GPSF Doles Out Tight Budget, Fills Empty Seats

The group's second meeting of the semester began with GPSF Internal Vice President Tara Hogan trying to fill the remaining vacancies on the Appropriations Committee and the Finance Committee. About 30 Senate members were present at the meeting to elect statistics graduate student Kouros Owzar to the Appropriations Committee and journalism graduate student Joseph Pardington to the Finance Committee.

With the committees set, Senate members started the task of allocating money for the many projects in which UNC's graduate students are involved. Five appropriations requests were addressed at the Senate meeting. The N.C. Journal of International Law and Commercial Regulation was given $500 for a symposium on life after apartheid in South Africa. The Graduate History Society received $250 for an upcoming speech featuring Polish Holocaust survivor Faye Schulman.

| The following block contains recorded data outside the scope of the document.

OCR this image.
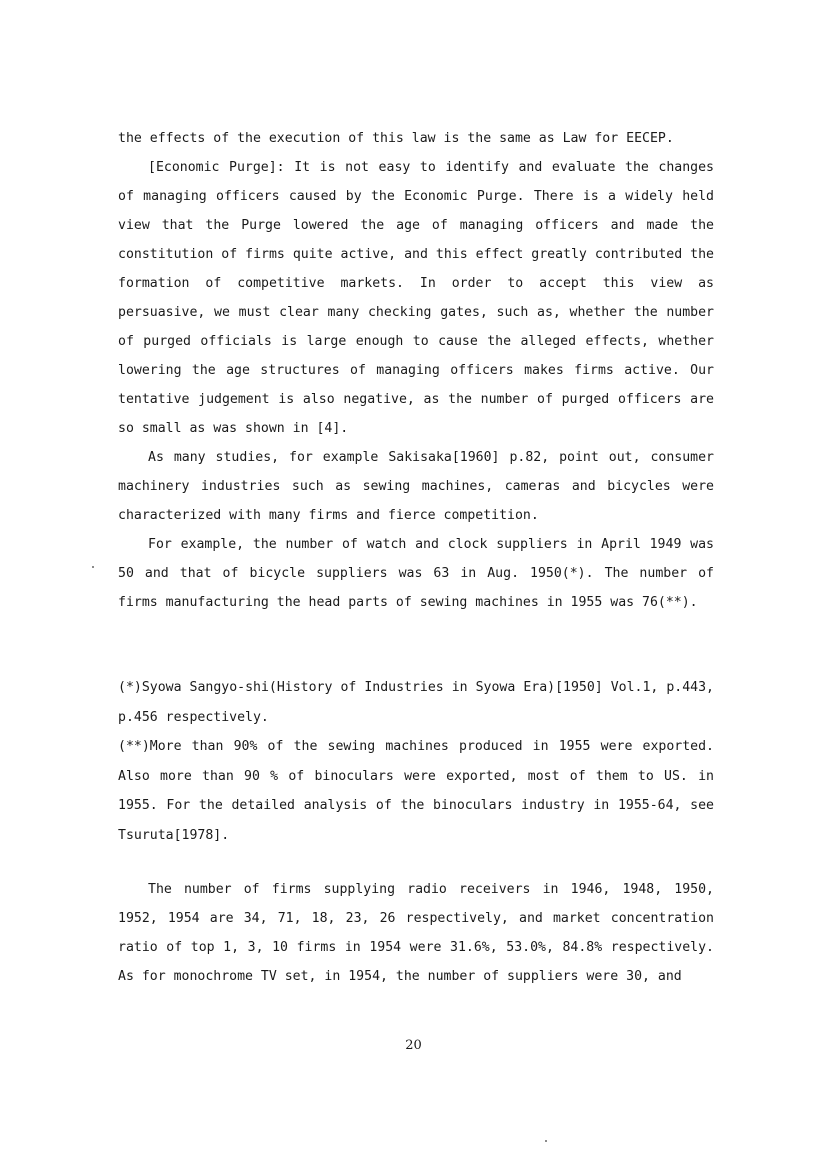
the effects of the execution of this law is the same as Law for EECEP.

[Economic Purge]: It is not easy to identify and evaluate the changes of managing officers caused by the Economic Purge. There is a widely held view that the Purge lowered the age of managing officers and made the constitution of firms quite active, and this effect greatly contributed the formation of competitive markets. In order to accept this view as persuasive, we must clear many checking gates, such as, whether the number of purged officials is large enough to cause the alleged effects, whether lowering the age structures of managing officers makes firms active. Our tentative judgement is also negative, as the number of purged officers are so small as was shown in [4].

As many studies, for example Sakisaka[1960] p.82, point out, consumer machinery industries such as sewing machines, cameras and bicycles were characterized with many firms and fierce competition.

For example, the number of watch and clock suppliers in April 1949 was 50 and that of bicycle suppliers was 63 in Aug. 1950(*). The number of firms manufacturing the head parts of sewing machines in 1955 was 76(**).

(*)Syowa Sangyo-shi(History of Industries in Syowa Era)[1950] Vol.1, p.443, p.456 respectively.

(**)More than 90% of the sewing machines produced in 1955 were exported. Also more than 90 % of binoculars were exported, most of them to US. in 1955. For the detailed analysis of the binoculars industry in 1955-64, see Tsuruta[1978].

The number of firms supplying radio receivers in 1946, 1948, 1950, 1952, 1954 are 34, 71, 18, 23, 26 respectively, and market concentration ratio of top 1, 3, 10 firms in 1954 were 31.6%, 53.0%, 84.8% respectively. As for monochrome TV set, in 1954, the number of suppliers were 30, and

20
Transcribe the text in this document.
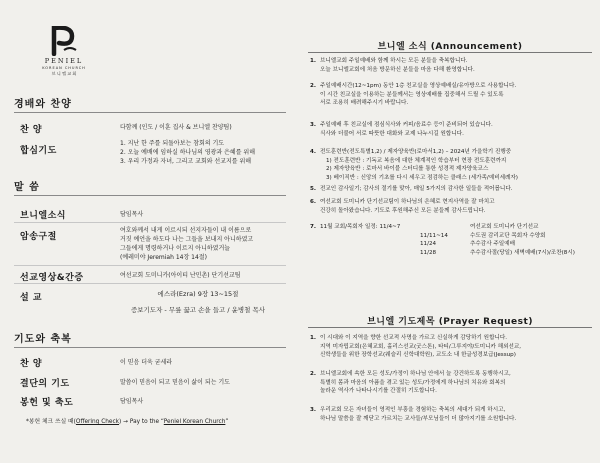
PENIEL
KOREAN CHURCH
브 니 엘 교 회
경배와 찬양
찬 양	다함께 (인도 / 이훈 집사 & 브니엘 찬양팀)
합심기도
1. 지난 한 주를 되돌아보는 참회의 기도
2. 오늘 예배에 임하실 하나님의 영광과 은혜를 위해
3. 우리 가정과 자녀, 그리고 교회와 선교지를 위해
말 씀
브니엘소식	담임목사
암송구절
여호와께서 내게 이르시되 선지자들이 내 이름으로
거짓 예언을 하도다 나는 그들을 보내지 아니하였고
그들에게 명령하거나 이르지 아니하였거늘
(예레미야 Jeremiah 14장 14절)
선교영상&간증	여선교회 도미니카(아이티 난민촌) 단기선교팀
설 교	에스라(Ezra) 9장 13~15절
증보기도자 - 무릎 꿇고 손을 들고 / 윤병철 목사
기도와 축복
찬 양	이 믿음 더욱 굳세라
결단의 기도	말씀이 믿음이 되고 믿음이 삶이 되는 기도
봉헌 및 축도	담임목사
*봉헌 체크 쓰실 때(Offering Check) → Pay to the “Peniel Korean Church”
브니엘 소식 (Announcement)
1. 브니엘교회 주일예배와 함께 하시는 모든 분들을 축복합니다.
오늘 브니엘교회에 처음 방문하신 분들을 마음 다해 환영합니다.
2. 주일예배시간(12~1pm) 동안 1층 친교실을 영상예배실/유아방으로 사용합니다.
이 시간 친교실을 이용하는 분들께서는 영상예배를 집중해서 드릴 수 있도록
서로 조용히 배려해주시기 바랍니다.
3. 주일예배 후 친교실에 점심식사와 커피/음료수 등이 준비되어 있습니다.
식사와 더불어 서로 따뜻한 대화와 교제 나누시길 원합니다.
4. 전도훈련반(전도특별1,2) / 제자양육반(로마서1,2) – 2024년 가을학기 진행중
1) 전도훈련반 : 기독교 복음에 대한 체계적인 학습부터 현장 전도훈련까지
2) 제자양육반 : 로마서 바이블 스터디를 통한 성경적 제자양육코스
3) 베이직반 : 신앙의 기초를 다시 세우고 점검하는 클래스 (세가족/예비세례자)
5. 전교인 감사일기; 감사의 절기를 맞아, 매일 5가지의 감사한 일들을 적어봅니다.
6. 여선교회 도미니카 단기선교팀이 하나님의 은혜로 현지사역을 잘 마치고
건강히 돌아왔습니다. 기도로 후원해주신 모든 분들께 감사드립니다.
7. 11월 교회/목회자 일정: 11/4~7	여선교회 도미니카 단기선교
11/11~14	수도권 감리교단 목회자 수양회
11/24	추수감사 주일예배
11/28	추수감사절(당일) 새벽예배(7시)/조찬(8시)
브니엘 기도제목 (Prayer Request)
1. 이 시대와 이 지역을 향한 선교적 사명을 가르고 신실하게 감당하기 원합니다.
지역 미자립교회(은혜교회, 홀리스선교(굿스톤), 타티/그루지야/도미니카 해외선교,
신학생들을 위한 장학선교(웨슬리 신학대학원), 교도소 내 한글성경보급(Jessup)
2. 브니엘교회에 속한 모든 성도/가정이 하나님 안에서 늘 강건하도록 동행하시고,
특별히 몸과 마음의 아픔을 겪고 있는 성도/가정에게 하나님의 치유와 회복의
놀라운 역사가 나타나시기를 간절히 기도합니다.
3. 우리교회 모든 자녀들이 영적인 부흥을 경험하는 축복의 세대가 되게 하시고,
하나님 말씀을 잘 깨닫고 가르치는 교사들/부모님들이 더 많아지기를 소원합니다.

Appropriations Committee Chairman Larry Kimmel said it was a challenge to try to give graduate students all the money they wanted. He said that the committee gave money to the organizations that could best use funding and that the committee encouraged graduate students to look elsewhere for money, too.

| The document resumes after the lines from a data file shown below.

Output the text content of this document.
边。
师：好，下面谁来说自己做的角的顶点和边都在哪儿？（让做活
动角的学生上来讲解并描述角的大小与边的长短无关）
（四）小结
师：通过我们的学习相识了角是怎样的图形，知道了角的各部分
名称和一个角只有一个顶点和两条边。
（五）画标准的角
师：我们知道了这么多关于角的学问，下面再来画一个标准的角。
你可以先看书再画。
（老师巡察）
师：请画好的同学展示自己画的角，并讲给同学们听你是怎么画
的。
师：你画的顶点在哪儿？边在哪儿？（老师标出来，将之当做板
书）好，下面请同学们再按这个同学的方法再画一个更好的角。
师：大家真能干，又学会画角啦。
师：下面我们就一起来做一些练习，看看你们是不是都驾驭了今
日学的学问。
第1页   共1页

"We don't want to be the only source of funds," he said.

The School of Dentistry Honduran Service Project, whose participants will travel to a Honduran orphanage to provide dental care, received $800 of the $1,600 requested. Owzar asked why the organization could not give more to this group, sparking debate about the interplay between projects with benefit to the community and the organization's own funding shortage.

Kimmel said that while the project was worthwhile from a public relations and humanitarian standpoint, it was not economically feasible. "(The $800 grant) is more than 10 percent of our money for this semester," he said.

After $1,900 of the group's $7,000 budget had been doled out, Vice President of External Affairs Kleem Chaudhary, a chemistry graduate student, ended the meeting with the GPSF midyear report. Although not required, the report is a GPSF tradition.

Chaudhary mainly focused on saving money and getting members more involved. He also encouraged his members to take an active role in understanding the organization, saying, "If you haven't looked at the GPSF Web site yet, it's a good idea to do it and see what GPSF is all about."

The meeting concluded with members informally walking around and discussing plans for the rest of the year. The next meeting is tentatively scheduled for Nov. 6.